= Asymmetric addition of dialkylzinc compounds to aldehydes =

Asymmetric addition of dimethylzinc to benzaldehyde

In asymmetric addition of dialkylzinc compounds to aldehydes, dialkyl zinc compounds can be used to perform asymmetric additions to aldehydes, generating substituted alcohols as products (See Barbier reaction). Chiral alcohols are prevalent in many natural products, drugs, and other important organic molecules. Dimethyl zinc is often used with an asymmetric amino alcohol, amino thiol, or other ligand to affect enantioselective additions to aldehydes and ketones. One of the first examples of this process, reported by Noyori and colleagues, features the use of the amino alcohol ligand (−)-3-exo-dimethylaminoisobornenol along with dimethylzinc to add a methyl group asymmetrically to benzaldehyde (see figure). Many ligands have been developed for binding zinc during addition reactions. TADDOLs (tetraaryl-1,3-dioxolane-4,5-dimethanols), which are derived from chiral tartaric acid, are a class of diol ligands often used to bind titanium, but have been adopted for zinc addition chemistry. These ligands require relatively low catalyst loadings, and can achieve up to 99% ee in dialkylzinc additions to aromatic and aliphatic aldehydes. Martens and colleagues have used azetidine alcohols as ligands for asymmetric zinc additions. The researchers found that when paired with catalytic n-butyllithium, diethylzinc can add to aromatic aldehydes with ee in the range of 94-100%.

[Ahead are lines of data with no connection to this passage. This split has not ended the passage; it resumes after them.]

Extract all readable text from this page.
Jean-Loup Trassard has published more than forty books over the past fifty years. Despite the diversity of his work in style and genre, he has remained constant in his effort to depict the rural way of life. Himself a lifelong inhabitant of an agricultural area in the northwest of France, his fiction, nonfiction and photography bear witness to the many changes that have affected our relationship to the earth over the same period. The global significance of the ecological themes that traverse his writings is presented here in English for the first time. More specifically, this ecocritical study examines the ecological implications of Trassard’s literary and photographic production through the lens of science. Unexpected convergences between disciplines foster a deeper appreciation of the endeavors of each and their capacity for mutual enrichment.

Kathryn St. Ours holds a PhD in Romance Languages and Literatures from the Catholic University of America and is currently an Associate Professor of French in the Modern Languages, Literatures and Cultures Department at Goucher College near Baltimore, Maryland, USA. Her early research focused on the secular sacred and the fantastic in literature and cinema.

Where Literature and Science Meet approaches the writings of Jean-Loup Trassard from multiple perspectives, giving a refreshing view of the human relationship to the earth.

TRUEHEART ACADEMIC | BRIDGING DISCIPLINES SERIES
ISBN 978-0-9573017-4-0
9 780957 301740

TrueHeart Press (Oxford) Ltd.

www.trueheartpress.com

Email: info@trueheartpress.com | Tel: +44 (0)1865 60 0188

Many studies have shown that in zinc addition reactions, the enantioselectivity is not linearly correlated with catalyst enantiomeric purity. Researchers propose that this is because the kinetics of the reaction are controlled by the relative concentrations of hetero and homodimeric catalytic complexes; that is, the system displays autocatalysis because the product alcohol itself acts as an asymmetric ligand on zinc.